Oil edges up on upbeat data, Middle East unrest

Business

SINGAPORE (Reuters) – Oil prices held on to three-month highs on Monday, underpinned by optimism over an expected China-U.S. trade deal and upbeat industrial data, while traders kept a close watch on the Middle East following a U.S. air strike.

FILE PHOTO: An oil pump is seen just after sunset outside Saint-Fiacre, near Paris, France September 17, 2019. REUTERS/Christian Hartmann

Investors remained cautious despite news of the U.S. strikes in Iraq and Syria against an Iran-backed militia group, even as U.S. officials warned “additional actions” may be taken.

West Texas Intermediate (WTI) crude futures CLc1 rose 4 cents to $61.76 a barrel by 0800 GMT. The U.S. benchmark is up about 36% so far this year.

Brent crude futures LCOc1 were at $68.33 a barrel, up 17 cents, or 0.3%. The international benchmark has risen around 27% in 2019.

“(Trading) has been relatively flat due to lack of market participants in the holiday season,” said market analyst Margaret Yang of CMC Markets.

“Oil prices have reached their highest level since the Saudi oil field attack in Mid Sep, and thus traders are also cautious about profit-taking possibilities,” she added.

Tensions in the Middle East have flared up as the United States carried out air strikes on Sunday in Iraq and Syria against the Kataib Hezbollah militia group, while protesters in Iraq on Saturday forced the closure of its southern Nassiriya oilfield.

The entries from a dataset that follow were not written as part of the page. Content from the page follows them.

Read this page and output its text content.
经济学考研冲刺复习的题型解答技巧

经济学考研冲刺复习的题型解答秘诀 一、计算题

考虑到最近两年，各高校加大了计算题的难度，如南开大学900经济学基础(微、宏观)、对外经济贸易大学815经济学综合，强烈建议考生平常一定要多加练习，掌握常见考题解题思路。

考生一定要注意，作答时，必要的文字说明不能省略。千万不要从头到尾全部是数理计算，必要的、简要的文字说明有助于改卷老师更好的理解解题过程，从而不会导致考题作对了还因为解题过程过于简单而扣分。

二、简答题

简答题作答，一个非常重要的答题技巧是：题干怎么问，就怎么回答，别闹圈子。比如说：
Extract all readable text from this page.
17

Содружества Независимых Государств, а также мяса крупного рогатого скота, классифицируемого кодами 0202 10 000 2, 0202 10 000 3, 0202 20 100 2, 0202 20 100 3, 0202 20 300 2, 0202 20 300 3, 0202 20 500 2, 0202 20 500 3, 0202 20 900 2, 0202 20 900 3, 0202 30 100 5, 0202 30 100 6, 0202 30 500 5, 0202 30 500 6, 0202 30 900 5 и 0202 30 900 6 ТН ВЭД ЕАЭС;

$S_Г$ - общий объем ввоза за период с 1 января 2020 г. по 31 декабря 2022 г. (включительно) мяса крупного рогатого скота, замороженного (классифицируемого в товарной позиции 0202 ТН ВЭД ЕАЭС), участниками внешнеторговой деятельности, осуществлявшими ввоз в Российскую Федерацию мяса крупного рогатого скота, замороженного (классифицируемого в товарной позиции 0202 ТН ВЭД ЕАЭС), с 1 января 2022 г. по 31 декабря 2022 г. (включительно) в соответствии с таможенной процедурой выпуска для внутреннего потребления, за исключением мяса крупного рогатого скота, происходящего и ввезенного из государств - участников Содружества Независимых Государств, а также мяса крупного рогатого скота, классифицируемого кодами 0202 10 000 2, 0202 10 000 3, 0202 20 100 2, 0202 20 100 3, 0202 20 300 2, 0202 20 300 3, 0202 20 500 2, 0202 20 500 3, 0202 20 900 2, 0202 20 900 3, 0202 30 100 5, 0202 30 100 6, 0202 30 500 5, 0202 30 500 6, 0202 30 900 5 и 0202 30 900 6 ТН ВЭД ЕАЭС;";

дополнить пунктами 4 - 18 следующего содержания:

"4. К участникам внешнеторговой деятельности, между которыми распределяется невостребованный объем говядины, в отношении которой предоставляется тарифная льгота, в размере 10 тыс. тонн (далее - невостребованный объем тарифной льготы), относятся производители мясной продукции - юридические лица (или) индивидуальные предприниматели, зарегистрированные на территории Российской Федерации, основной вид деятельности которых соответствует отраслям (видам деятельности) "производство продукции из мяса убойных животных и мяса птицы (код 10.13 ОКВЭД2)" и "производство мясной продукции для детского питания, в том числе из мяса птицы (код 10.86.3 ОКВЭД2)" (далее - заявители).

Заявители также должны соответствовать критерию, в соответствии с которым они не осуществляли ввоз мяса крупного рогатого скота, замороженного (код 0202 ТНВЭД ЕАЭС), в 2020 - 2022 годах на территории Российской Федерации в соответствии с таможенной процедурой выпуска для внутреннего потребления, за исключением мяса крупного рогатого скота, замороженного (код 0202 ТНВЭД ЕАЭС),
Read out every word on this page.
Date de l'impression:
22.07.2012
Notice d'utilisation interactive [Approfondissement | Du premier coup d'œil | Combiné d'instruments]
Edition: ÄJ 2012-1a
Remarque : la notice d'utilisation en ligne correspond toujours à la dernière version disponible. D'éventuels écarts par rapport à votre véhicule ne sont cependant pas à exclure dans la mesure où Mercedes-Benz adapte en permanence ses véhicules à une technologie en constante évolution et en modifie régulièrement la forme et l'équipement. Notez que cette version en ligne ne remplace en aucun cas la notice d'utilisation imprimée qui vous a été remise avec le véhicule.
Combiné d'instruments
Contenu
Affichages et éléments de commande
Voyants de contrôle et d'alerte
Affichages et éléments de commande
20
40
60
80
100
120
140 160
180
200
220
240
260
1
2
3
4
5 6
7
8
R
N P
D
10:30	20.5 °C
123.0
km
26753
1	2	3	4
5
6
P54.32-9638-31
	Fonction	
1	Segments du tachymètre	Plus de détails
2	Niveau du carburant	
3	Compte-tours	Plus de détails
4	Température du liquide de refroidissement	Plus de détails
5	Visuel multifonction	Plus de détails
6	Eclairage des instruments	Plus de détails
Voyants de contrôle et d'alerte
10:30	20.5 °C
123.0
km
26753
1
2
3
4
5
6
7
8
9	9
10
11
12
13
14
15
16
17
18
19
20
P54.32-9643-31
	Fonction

U.S. officials said the air strikes were in response to the killing of a U.S. civilian contractor in a rocket attack on an Iraqi military base were successful, but warned that “additional actions” may still be taken.

Iraq’s oil ministry said the production halt at the Nassiriya oilfield will not affect the country’s exports as it will use additional output from southern oilfields in Basra.

Elsewhere, Libyan state oil firm NOC said it is considering the closure of its western Zawiya port and evacuating staff from the refinery located there due to clashes nearby.

Oil prices were also supported by declining U.S. crude stocks, which fell by 5.5 million barrels in the week to Dec. 20, far exceeding a 1.7-million-barrel drop forecast in a Reuters poll.

As for China, its factory activity had likely expanded again in December on stronger external demand and an infrastructure push at home although the pace of growth is set to ease as markets await more certainty on a U.S.-China trade truce, a Reuters poll showed.

China’s Commerce Ministry said it is in close touch with the United States on the signing of a long-awaited trade deal.

The two countries on Dec. 13 announced a “Phase one” agreement that reduces some U.S. tariffs in exchange for what U.S. officials said would be a big jump in Chinese purchases of American farm products and other goods.